Chercher un Lego dans une meule de foin

Ce site a référencé un trou bouché par des Légos à Poitiers. (Capture d’écran Dispatchwork)

Mercredi matin, nous avons tourné pendant plus d’une heure dans le centre historique de Poitiers à la recherche de Legos coincés dans un mur. On s’explique : depuis quelques années déjà, un artiste allemand a lancé l’idée de réparer les fissures dans les murs à l’aide de Legos. Il a même inspiré d’autres petites mains dans le monde. Sur une carte interactive disponible sur www.dispatchwork.info, il y a bien un petit maçon poitevin qui a bouché un trou avec des Legos. Mais impossible pour nous de le retrouver.

On comprend un peu mieux désormais l’expression « chercher une aiguille dans une meule de foin ». Sauf qu’il s’agit de petites briques en plastique coloré (qui font très mal quand on marche dessus pieds nus, mais c’est un autre sujet).

Devant notre échec, on en profite donc pour lancer un appel. Si vous connaissez les auteurs de ce petit bricolage rigolo et l’emplacement exact, nous sommes preneurs. Il serait plus précisément dans un ensemble d’immeubles et de maisons (non visible de la rue) dans le secteur de la rue de l’Ancienne Comédie, de la rue des Balances d’Or et de la rue Arsène Orillard. Contacter le journal.
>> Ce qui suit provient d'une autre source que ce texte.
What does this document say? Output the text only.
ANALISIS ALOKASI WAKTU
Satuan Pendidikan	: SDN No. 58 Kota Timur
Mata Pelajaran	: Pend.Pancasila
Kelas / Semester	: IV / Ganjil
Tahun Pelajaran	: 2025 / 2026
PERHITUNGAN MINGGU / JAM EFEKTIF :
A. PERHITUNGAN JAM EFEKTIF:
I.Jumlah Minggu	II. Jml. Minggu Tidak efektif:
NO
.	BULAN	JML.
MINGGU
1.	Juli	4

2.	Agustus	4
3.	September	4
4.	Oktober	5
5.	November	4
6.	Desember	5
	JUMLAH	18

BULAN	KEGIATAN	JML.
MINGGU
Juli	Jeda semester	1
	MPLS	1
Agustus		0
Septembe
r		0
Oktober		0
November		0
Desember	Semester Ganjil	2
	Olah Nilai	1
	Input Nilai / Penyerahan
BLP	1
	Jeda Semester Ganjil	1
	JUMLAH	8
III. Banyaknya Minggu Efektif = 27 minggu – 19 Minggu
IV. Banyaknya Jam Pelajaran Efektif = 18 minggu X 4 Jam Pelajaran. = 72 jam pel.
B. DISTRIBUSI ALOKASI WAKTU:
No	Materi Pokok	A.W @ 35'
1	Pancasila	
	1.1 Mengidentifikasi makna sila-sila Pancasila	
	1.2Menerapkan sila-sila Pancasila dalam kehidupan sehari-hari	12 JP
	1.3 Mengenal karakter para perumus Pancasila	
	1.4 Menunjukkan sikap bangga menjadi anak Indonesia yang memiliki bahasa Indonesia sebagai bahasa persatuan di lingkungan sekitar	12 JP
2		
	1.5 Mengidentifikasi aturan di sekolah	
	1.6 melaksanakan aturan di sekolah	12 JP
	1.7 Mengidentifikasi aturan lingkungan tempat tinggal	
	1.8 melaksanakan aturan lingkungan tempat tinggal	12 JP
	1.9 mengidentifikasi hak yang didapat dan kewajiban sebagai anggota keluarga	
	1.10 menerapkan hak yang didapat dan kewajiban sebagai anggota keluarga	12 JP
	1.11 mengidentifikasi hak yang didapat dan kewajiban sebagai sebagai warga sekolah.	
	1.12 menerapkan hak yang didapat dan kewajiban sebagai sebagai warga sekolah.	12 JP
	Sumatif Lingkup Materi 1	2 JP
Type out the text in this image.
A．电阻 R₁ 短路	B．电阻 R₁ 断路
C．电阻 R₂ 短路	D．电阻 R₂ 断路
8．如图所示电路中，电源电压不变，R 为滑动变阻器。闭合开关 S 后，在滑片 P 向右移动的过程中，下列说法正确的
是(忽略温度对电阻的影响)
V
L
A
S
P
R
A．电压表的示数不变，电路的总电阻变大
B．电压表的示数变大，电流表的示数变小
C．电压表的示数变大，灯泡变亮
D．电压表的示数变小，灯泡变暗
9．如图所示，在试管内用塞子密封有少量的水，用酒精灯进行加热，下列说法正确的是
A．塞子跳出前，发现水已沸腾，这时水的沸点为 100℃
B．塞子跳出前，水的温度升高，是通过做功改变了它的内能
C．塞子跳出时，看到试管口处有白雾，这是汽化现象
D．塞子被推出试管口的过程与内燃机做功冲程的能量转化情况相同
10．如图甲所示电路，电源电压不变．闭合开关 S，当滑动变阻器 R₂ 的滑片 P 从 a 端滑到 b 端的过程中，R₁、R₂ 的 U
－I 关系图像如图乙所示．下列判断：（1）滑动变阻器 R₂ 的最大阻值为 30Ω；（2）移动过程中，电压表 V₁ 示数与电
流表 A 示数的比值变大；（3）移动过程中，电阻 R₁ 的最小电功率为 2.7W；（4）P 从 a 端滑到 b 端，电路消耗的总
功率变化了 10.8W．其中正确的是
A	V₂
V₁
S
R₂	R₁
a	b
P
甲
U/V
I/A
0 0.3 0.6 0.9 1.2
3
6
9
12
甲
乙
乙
L’horodateur emballé pour l’hiver

Au chaud pour l’hiver.

A la rédaction, on a remarqué la délicate attention de l’entreprise chargée de ravaler la façade d’une maison dans la rue de la Cathédrale, à Poitiers, qui a conservé l’accès à l’horodateur. Emmitouflé comme ça, l’appareil à sous va passer l’hiver au chaud. Ceci étant dit, il ne faudra pas trop chercher d’excuses aux automobilistes qui ne trouveraient pas l’appareil au moment de récupérer un ticket.

Le Confort, The place to be !

The place to be… et to wait. (Photo Loupinge)

Samedi dernier, la réouverture du Confort Moderne à Poitiers était « The place to be ». On y a vu des longues files d’attente pour entrer dans les lieux refaits à neuf. Il y avait tellement de monde qu’il fallait attendre que certains sortent pour que de nouveaux visiteurs puissent entrer. Au final 5.000 personnes se sont déplacées au Confort (vraiment) Moderne entre 14 h et 5 h du matin. Prêts à patienter même de façon … inconfortable.

 

 

La rue des cons ?

Rue des Joncs… pas des cons.

Dans le quartier de Poitiers Sud, on se demande bien qui a pu réaliser la petite blague sur le transformateur électrique de la rue des Joncs. Un fan des Chiffres et des Lettres peut-être. Une petite modification qui ne date pas d’hier, mais qui distrait toujours autant les passants et usagers de Vitalis qui attendent leur bus tout à côté.